Fieps, der kleine Spatz, saß mit seinen beiden Geschwistern, Zwitscherchen und Schnäbelchen, im wohlig warmen, weichen Spatzennest.
Fieps saß allerdings im letzten Winkerl des Nestes – er machte sich immer ganz klein – ja nicht auffallen, dachte er.

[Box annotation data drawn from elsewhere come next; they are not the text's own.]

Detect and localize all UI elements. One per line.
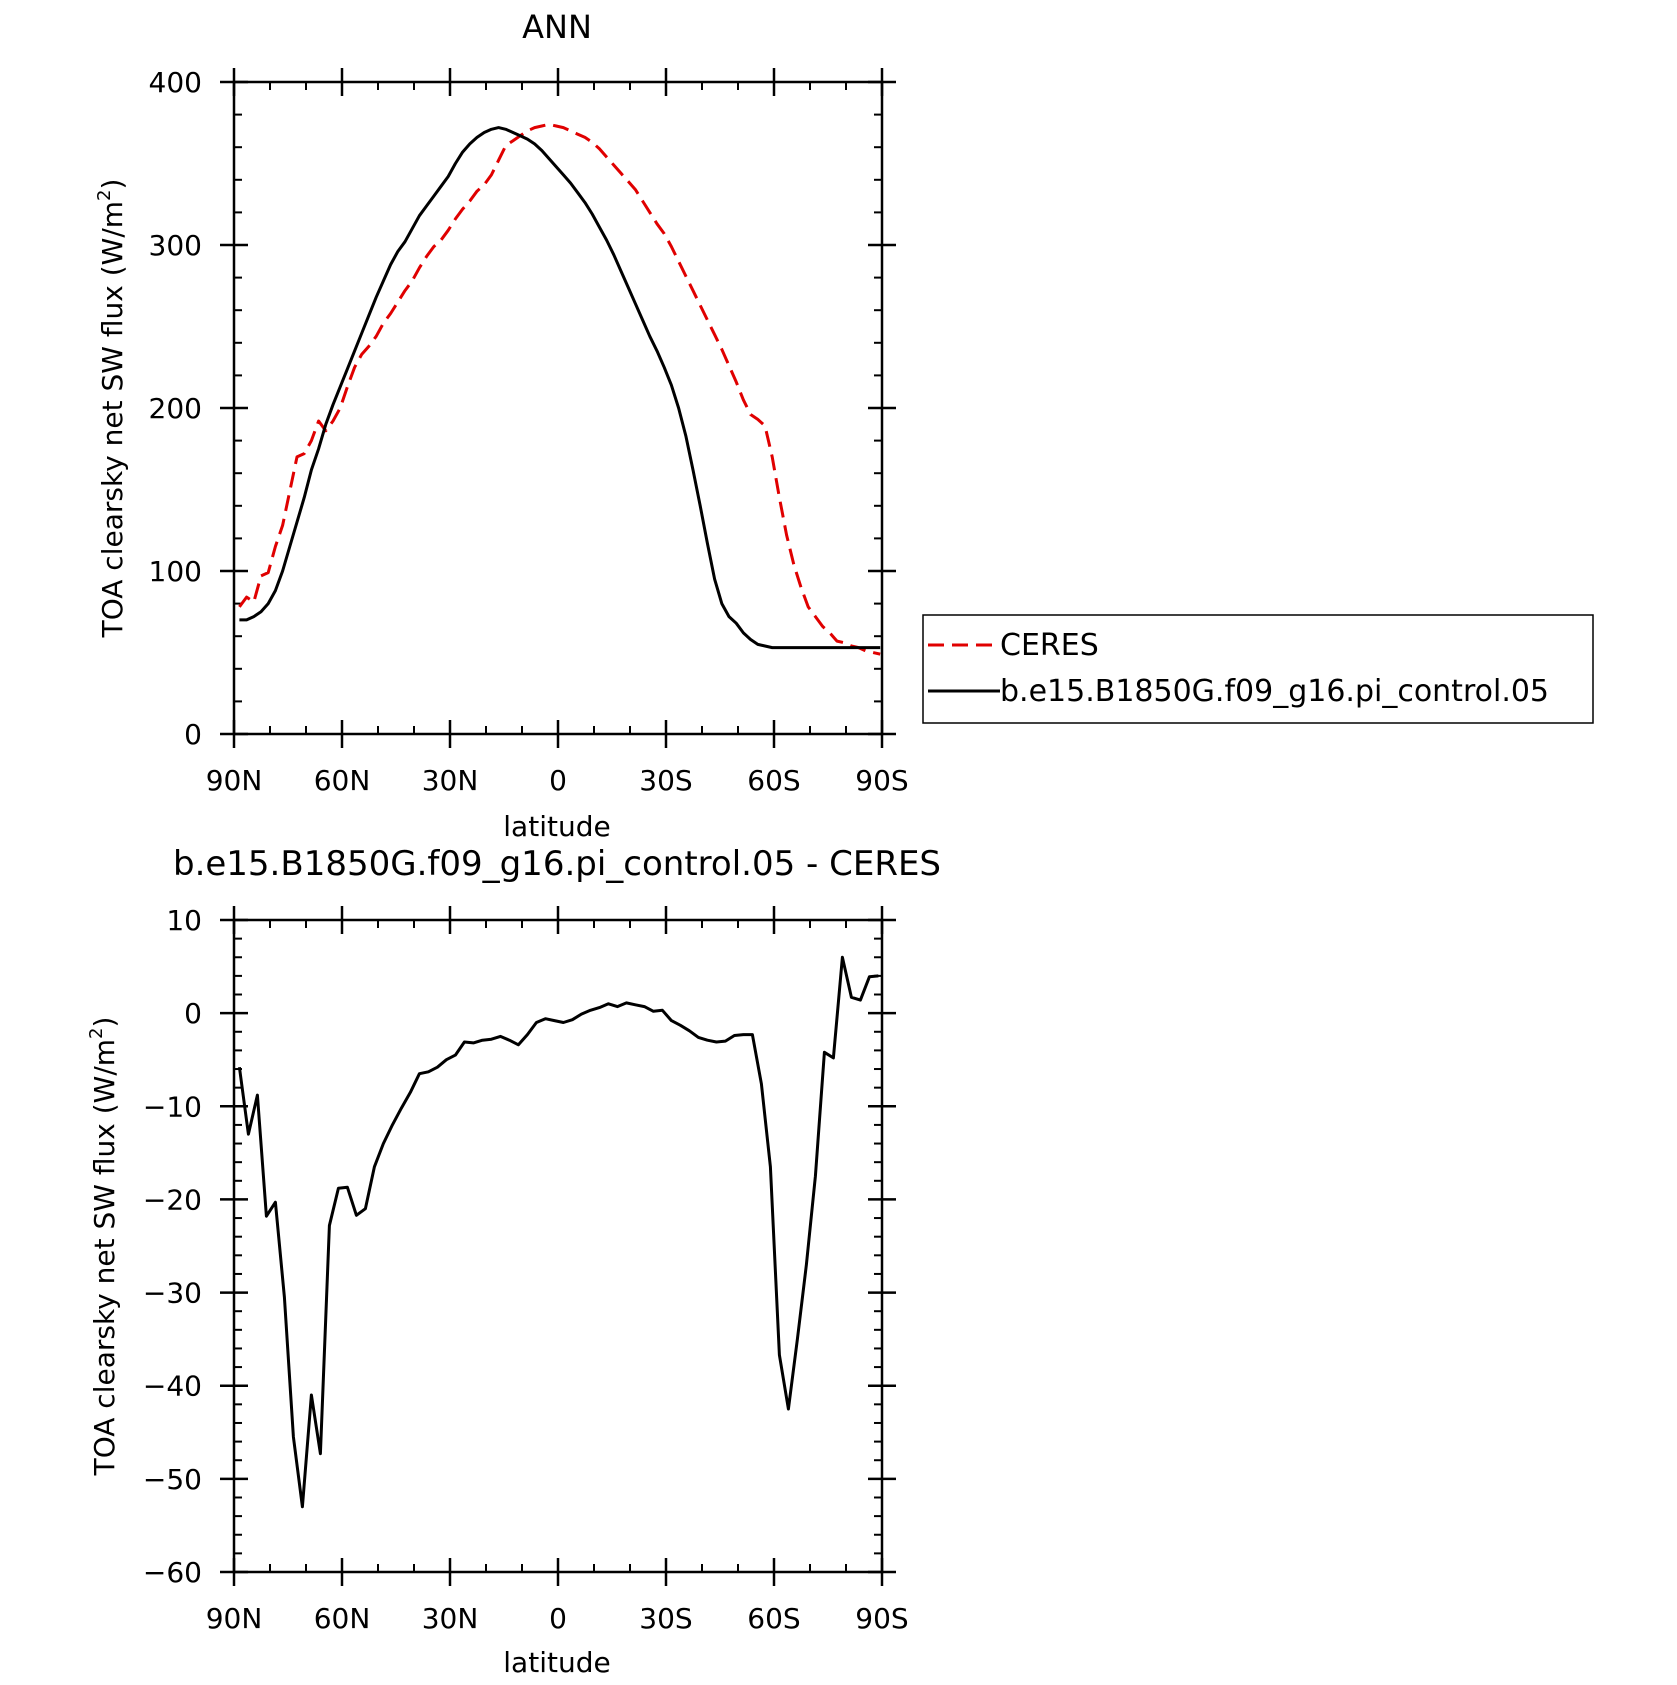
y-tick-label: −40 [143, 1370, 202, 1403]
y-axis-label: TOA clearsky net SW flux (W/m2) [86, 1017, 121, 1477]
y-tick-label: 0 [184, 718, 202, 751]
y-tick-labels: 10 0 −10 −20 −30 −40 −50 −60 [143, 904, 202, 1589]
x-axis-label: latitude [503, 1646, 610, 1679]
x-tick-label: 60N [314, 1602, 371, 1635]
x-tick-label: 90S [855, 764, 908, 797]
legend-box [922, 614, 1594, 724]
plot-frame [232, 918, 884, 1574]
chart-title: b.e15.B1850G.f09_g16.pi_control.05 - CER… [173, 844, 941, 884]
y-tick-label: 10 [166, 904, 202, 937]
y-axis-label-close: ) [88, 1017, 121, 1028]
y-tick-label: −30 [143, 1277, 202, 1310]
series-lines [237, 955, 879, 1509]
x-tick-label: 0 [549, 764, 567, 797]
y-tick-label: 400 [149, 66, 202, 99]
x-tick-label: 90N [206, 1602, 263, 1635]
y-axis-label-close: ) [96, 179, 129, 190]
x-tick-label: 0 [549, 1602, 567, 1635]
x-tick-label: 90S [855, 1602, 908, 1635]
y-tick-label: −50 [143, 1463, 202, 1496]
y-tick-label: 100 [149, 555, 202, 588]
y-axis-label-superscript: 2 [86, 1028, 107, 1039]
y-axis-label-superscript: 2 [94, 190, 115, 201]
y-axis-label-text: TOA clearsky net SW flux (W/m [88, 1039, 121, 1476]
series-line-ceres [238, 122, 881, 656]
y-tick-label: 0 [184, 997, 202, 1030]
series-line-model [239, 126, 881, 650]
x-tick-label: 30N [422, 764, 479, 797]
y-axis-label-text: TOA clearsky net SW flux (W/m [96, 201, 129, 638]
x-tick-label: 60S [747, 764, 800, 797]
y-tick-labels: 0 100 200 300 400 [149, 66, 202, 751]
chart-title: ANN [522, 8, 592, 46]
x-tick-label: 60N [314, 764, 371, 797]
x-tick-label: 30S [639, 1602, 692, 1635]
legend-label-model: b.e15.B1850G.f09_g16.pi_control.05 [1000, 674, 1549, 709]
x-axis-label: latitude [503, 810, 610, 843]
y-tick-label: −60 [143, 1556, 202, 1589]
y-axis-label: TOA clearsky net SW flux (W/m2) [94, 179, 129, 639]
y-tick-label: −20 [143, 1183, 202, 1216]
y-tick-label: 300 [149, 229, 202, 262]
panel-top: ANN 0 100 200 300 400 90N 60N 30N 0 30S 60S 90S la… [94, 8, 1594, 843]
panel-bottom: b.e15.B1850G.f09_g16.pi_control.05 - CER… [86, 844, 941, 1679]
x-tick-label: 90N [206, 764, 263, 797]
legend-label-ceres: CERES [1000, 628, 1099, 663]
axis-ticks [220, 906, 896, 1586]
x-tick-labels: 90N 60N 30N 0 30S 60S 90S [206, 764, 909, 797]
x-tick-label: 30N [422, 1602, 479, 1635]
x-tick-labels: 90N 60N 30N 0 30S 60S 90S [206, 1602, 909, 1635]
y-tick-label: 200 [149, 392, 202, 425]
series-line-difference [237, 955, 879, 1509]
legend: CERES b.e15.B1850G.f09_g16.pi_control.05 [922, 614, 1594, 724]
y-tick-label: −10 [143, 1090, 202, 1123]
series-lines [238, 122, 881, 656]
x-tick-label: 60S [747, 1602, 800, 1635]
x-tick-label: 30S [639, 764, 692, 797]
axis-ticks [220, 68, 896, 748]
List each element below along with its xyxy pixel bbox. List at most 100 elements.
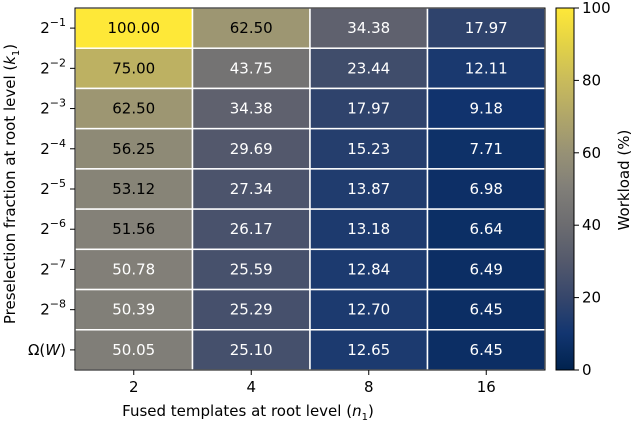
cell-value-label: 34.38 <box>230 100 273 118</box>
heatmap-cell <box>426 248 546 291</box>
cell-value-label: 6.45 <box>470 341 503 359</box>
cell-value-label: 6.98 <box>470 180 503 198</box>
heatmap-cell <box>191 168 311 210</box>
heatmap-cell <box>191 208 311 251</box>
y-tick-label: 2−7 <box>40 257 66 278</box>
colorbar <box>555 7 575 371</box>
cell-value-label: 53.12 <box>112 180 155 198</box>
y-tick-end: ) <box>60 341 66 359</box>
heatmap-cell <box>426 329 546 371</box>
heatmap-cell <box>309 248 429 291</box>
y-tick-exponent: −2 <box>50 56 66 69</box>
y-tick-base: 2 <box>40 100 50 118</box>
cell-value-label: 50.39 <box>112 301 155 319</box>
colorbar-tick-label: 0 <box>582 361 592 379</box>
y-tick-exponent: −3 <box>50 97 66 110</box>
heatmap-cell <box>191 87 311 130</box>
heatmap-cell <box>74 288 194 331</box>
heatmap-cell <box>191 47 311 90</box>
cell-value-label: 100.00 <box>108 19 161 37</box>
cell-value-label: 25.10 <box>230 341 273 359</box>
cell-value-label: 12.70 <box>347 301 390 319</box>
cell-value-label: 6.45 <box>470 301 503 319</box>
cell-value-label: 50.78 <box>112 260 155 278</box>
y-axis-label: Preselection fraction at root level (k1) <box>1 44 22 324</box>
y-tick-exponent: −8 <box>50 298 66 311</box>
y-tick-label: 2−4 <box>40 137 66 158</box>
cell-value-label: 29.69 <box>230 140 273 158</box>
y-tick-exponent: −7 <box>50 257 66 270</box>
cell-value-label: 12.11 <box>465 59 508 77</box>
cell-value-label: 56.25 <box>112 140 155 158</box>
colorbar-tick-label: 40 <box>582 216 601 234</box>
cell-value-label: 6.49 <box>470 260 503 278</box>
y-tick-label: 2−3 <box>40 97 66 118</box>
colorbar-label: Workload (%) <box>615 130 633 231</box>
x-axis-label-sub: 1 <box>362 412 368 423</box>
colorbar-tick-label: 100 <box>582 0 611 17</box>
y-tick-label: Ω(W) <box>28 341 66 359</box>
colorbar-tick-label: 80 <box>582 71 601 89</box>
heatmap-cell <box>426 127 546 170</box>
y-axis-label-var: k <box>1 55 19 65</box>
heatmap-cell <box>309 208 429 251</box>
cell-value-label: 17.97 <box>347 100 390 118</box>
cell-value-label: 75.00 <box>112 59 155 77</box>
x-axis-label-end: ) <box>368 402 374 420</box>
cell-value-label: 50.05 <box>112 341 155 359</box>
cell-value-label: 26.17 <box>230 220 273 238</box>
cell-value-label: 43.75 <box>230 59 273 77</box>
cell-value-label: 12.65 <box>347 341 390 359</box>
y-tick-var: W <box>45 341 61 359</box>
heatmap-cell <box>309 168 429 210</box>
y-tick-label: 2−5 <box>40 177 66 198</box>
y-tick-base: 2 <box>40 220 50 238</box>
y-tick-base: 2 <box>40 59 50 77</box>
cell-value-label: 13.87 <box>347 180 390 198</box>
y-tick-base: 2 <box>40 301 50 319</box>
cell-value-label: 25.29 <box>230 301 273 319</box>
heatmap-cell <box>309 288 429 331</box>
y-tick-base: Ω( <box>28 341 45 359</box>
y-tick-exponent: −4 <box>50 137 66 150</box>
x-tick-label: 2 <box>129 378 139 396</box>
y-tick-base: 2 <box>40 180 50 198</box>
cell-value-label: 12.84 <box>347 260 390 278</box>
x-tick-label: 16 <box>477 378 496 396</box>
x-axis-label-main: Fused templates at root level ( <box>122 402 352 420</box>
heatmap-cell <box>426 47 546 90</box>
cell-value-label: 25.59 <box>230 260 273 278</box>
cell-value-label: 13.18 <box>347 220 390 238</box>
cell-value-label: 51.56 <box>112 220 155 238</box>
y-axis-label-end: ) <box>1 44 19 50</box>
cell-value-label: 15.23 <box>347 140 390 158</box>
cell-value-label: 62.50 <box>230 19 273 37</box>
y-tick-label: 2−1 <box>40 16 66 37</box>
y-axis-label-main: Preselection fraction at root level ( <box>1 65 19 324</box>
cell-value-label: 27.34 <box>230 180 273 198</box>
cell-value-label: 17.97 <box>465 19 508 37</box>
y-tick-exponent: −6 <box>50 217 66 230</box>
x-tick-label: 8 <box>364 378 374 396</box>
cell-value-labels: 100.00 62.50 34.38 17.97 75.00 43.75 23.44 12.1… <box>108 19 508 359</box>
heatmap-cell <box>191 127 311 170</box>
y-axis-ticks: 2−12−22−32−42−52−62−72−8Ω(W) <box>28 16 75 359</box>
y-tick-base: 2 <box>40 19 50 37</box>
cell-value-label: 7.71 <box>470 140 503 158</box>
cell-value-label: 9.18 <box>470 100 503 118</box>
colorbar-tick-label: 60 <box>582 144 601 162</box>
x-axis-label: Fused templates at root level (n1) <box>122 402 374 423</box>
y-tick-base: 2 <box>40 140 50 158</box>
x-axis-label-var: n <box>352 402 362 420</box>
y-tick-base: 2 <box>40 260 50 278</box>
y-tick-exponent: −5 <box>50 177 66 190</box>
cell-value-label: 34.38 <box>347 19 390 37</box>
colorbar-ticks: 0 20 40 60 80 100 <box>574 0 611 379</box>
heatmap-cell <box>191 7 311 49</box>
cell-value-label: 62.50 <box>112 100 155 118</box>
colorbar-tick-label: 20 <box>582 289 601 307</box>
y-tick-label: 2−6 <box>40 217 66 238</box>
heatmap-cell <box>426 168 546 210</box>
y-tick-label: 2−8 <box>40 298 66 319</box>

Während seine Geschwister ganz vorne im Nest schon ganz am Rande herumhüpften und ihre Köpfchen vorwitzig in die Sonne streckten, blieb Fieps lieber ganz hinten und zählte seine Federn oder dachte sich mutige Geschichten aus.
Schnäbelchen hatte immer Hunger, und sobald Mama-Spatz oder Papa-Spatz mit einem Leckerbissen kamen, riss Schnäbelchen seinen Schnabel schon weit auf und hoffte, als Erster gefüttert zu werden. Es nützte ihm allerdings nicht wirklich viel, denn die Eltern waren sehr darauf bedacht, dass alle drei Spatzenkinder gleich viel zu essen bekamen.
Zwitscherchen zwitscherte die ganze Zeit vor sich hin. Das Kleine verschluckte sich oft beim Essen, da es auch dabei immer zu zwitschern versuchte. „Ich habe die allerschönste Stimme“, zwitscherte es.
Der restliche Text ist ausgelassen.